Is this type a valid "rank-2 bifunctor"?

Question

The rank2classes package provides a version of Functor for which the mapped functions seem to be natural transformations between type constructors.

Following that idea, here's a rank-2 version of Bifunctor:

{-# LANGUAGE RankNTypes #-}
{-# LANGUAGE StandaloneKindSignatures #-}
import Data.Kind

type Rank2Bifunctor :: ((Type -> Type) -> (Type -> Type) -> Type) -> Constraint
class Rank2Bifunctor b where
  rank2bimap ::
    (forall x. p x -> p' x) -> (forall x. q x -> q' x) -> b p q -> b p' q'

It seems clear that this type Foo can be given a Rank2Bifunctor instance:

data Foo f g = Foo (f Int) (g Int)

instance Rank2Bifunctor Foo where
    rank2bimap tleft tright (Foo f g) = Foo (tleft f) (tright g)

But what about this Bar type which nests f and g:

data Bar f g = Bar (f (g Int))

For starters, it seems that we would need to require Functor p in the signature of rank2bimap, to be able to transform the g inside the f.

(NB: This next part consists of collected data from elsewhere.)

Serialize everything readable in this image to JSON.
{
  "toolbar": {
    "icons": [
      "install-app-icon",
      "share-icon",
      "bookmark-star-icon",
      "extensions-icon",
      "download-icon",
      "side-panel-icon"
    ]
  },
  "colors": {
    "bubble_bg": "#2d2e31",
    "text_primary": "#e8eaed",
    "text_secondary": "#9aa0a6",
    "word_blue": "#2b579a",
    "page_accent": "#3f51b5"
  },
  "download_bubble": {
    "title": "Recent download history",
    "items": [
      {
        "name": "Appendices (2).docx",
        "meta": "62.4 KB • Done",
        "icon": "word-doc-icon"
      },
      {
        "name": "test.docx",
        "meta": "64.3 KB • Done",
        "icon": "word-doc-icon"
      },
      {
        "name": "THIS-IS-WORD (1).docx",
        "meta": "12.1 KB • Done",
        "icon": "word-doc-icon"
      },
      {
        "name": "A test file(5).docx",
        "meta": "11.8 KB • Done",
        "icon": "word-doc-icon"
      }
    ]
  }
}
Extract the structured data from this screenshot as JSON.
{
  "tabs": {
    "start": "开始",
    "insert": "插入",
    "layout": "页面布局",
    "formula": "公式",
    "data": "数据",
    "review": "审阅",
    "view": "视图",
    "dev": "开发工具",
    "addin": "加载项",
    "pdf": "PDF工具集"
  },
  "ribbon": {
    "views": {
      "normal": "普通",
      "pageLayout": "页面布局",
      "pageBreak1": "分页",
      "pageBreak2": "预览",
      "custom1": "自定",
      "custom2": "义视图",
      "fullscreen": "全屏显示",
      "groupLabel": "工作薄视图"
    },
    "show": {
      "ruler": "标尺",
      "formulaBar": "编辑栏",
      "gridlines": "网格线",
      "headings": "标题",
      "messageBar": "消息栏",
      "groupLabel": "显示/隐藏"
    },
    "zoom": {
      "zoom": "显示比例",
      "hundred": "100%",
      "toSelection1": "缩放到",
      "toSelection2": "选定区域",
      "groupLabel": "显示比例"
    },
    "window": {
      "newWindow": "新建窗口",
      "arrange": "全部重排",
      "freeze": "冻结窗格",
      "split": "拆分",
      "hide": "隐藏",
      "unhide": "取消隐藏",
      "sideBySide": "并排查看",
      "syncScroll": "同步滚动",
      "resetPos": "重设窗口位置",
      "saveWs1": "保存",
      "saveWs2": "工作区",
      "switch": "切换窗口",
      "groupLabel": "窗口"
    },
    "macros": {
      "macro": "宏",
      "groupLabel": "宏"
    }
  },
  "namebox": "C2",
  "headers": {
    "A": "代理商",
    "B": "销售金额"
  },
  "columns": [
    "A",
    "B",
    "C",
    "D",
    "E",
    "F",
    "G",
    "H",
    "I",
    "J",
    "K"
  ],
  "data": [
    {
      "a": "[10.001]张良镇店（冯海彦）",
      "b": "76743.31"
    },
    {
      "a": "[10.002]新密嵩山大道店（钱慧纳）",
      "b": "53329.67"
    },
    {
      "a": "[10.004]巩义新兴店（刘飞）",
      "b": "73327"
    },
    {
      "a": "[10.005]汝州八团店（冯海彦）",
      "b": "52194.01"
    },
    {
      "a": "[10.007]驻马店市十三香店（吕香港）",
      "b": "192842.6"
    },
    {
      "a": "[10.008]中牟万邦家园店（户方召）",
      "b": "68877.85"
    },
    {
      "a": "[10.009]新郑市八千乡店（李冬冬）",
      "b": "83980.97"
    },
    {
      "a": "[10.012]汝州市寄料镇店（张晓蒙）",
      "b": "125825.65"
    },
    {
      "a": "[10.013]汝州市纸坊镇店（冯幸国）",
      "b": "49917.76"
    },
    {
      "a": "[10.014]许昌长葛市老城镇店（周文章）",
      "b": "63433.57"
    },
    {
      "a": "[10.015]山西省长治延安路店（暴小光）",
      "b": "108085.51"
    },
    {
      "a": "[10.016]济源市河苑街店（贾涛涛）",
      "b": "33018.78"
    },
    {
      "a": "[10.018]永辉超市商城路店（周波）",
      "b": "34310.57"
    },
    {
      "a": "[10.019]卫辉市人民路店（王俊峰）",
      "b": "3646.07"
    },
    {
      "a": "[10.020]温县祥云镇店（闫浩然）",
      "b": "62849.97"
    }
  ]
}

Is Bar a valid "rank-2 bifunctor"?

Answer 1

Indeed that's not an instance of your Bifunctor, since the lack of constraint allows you to pick a contravariant functor for f and then rank2bimap would amount roughly to implement fmap for f:

rank2bimap id :: (g ~> g') -> Bar f g -> Bar f g'  -- covariance of f, kinda (since Bar f g = f (g Int))

type f ~> f' = (forall x. f x -> f' x)

If you add the requirement that f and g (optional here) be functors, then you do get a bifunctor:

rank2bimap :: (Functor f, Functor g) => (f ~> f') -> (g ~> g') -> Bar f g -> Bar f' g'

In particular, to prove the bifunctor laws, you will need the free theorem of f ~> f', assuming f and f' are functors, then n :: f ~> f' satisfies that for all phi, fmap phi . n = n . fmap phi.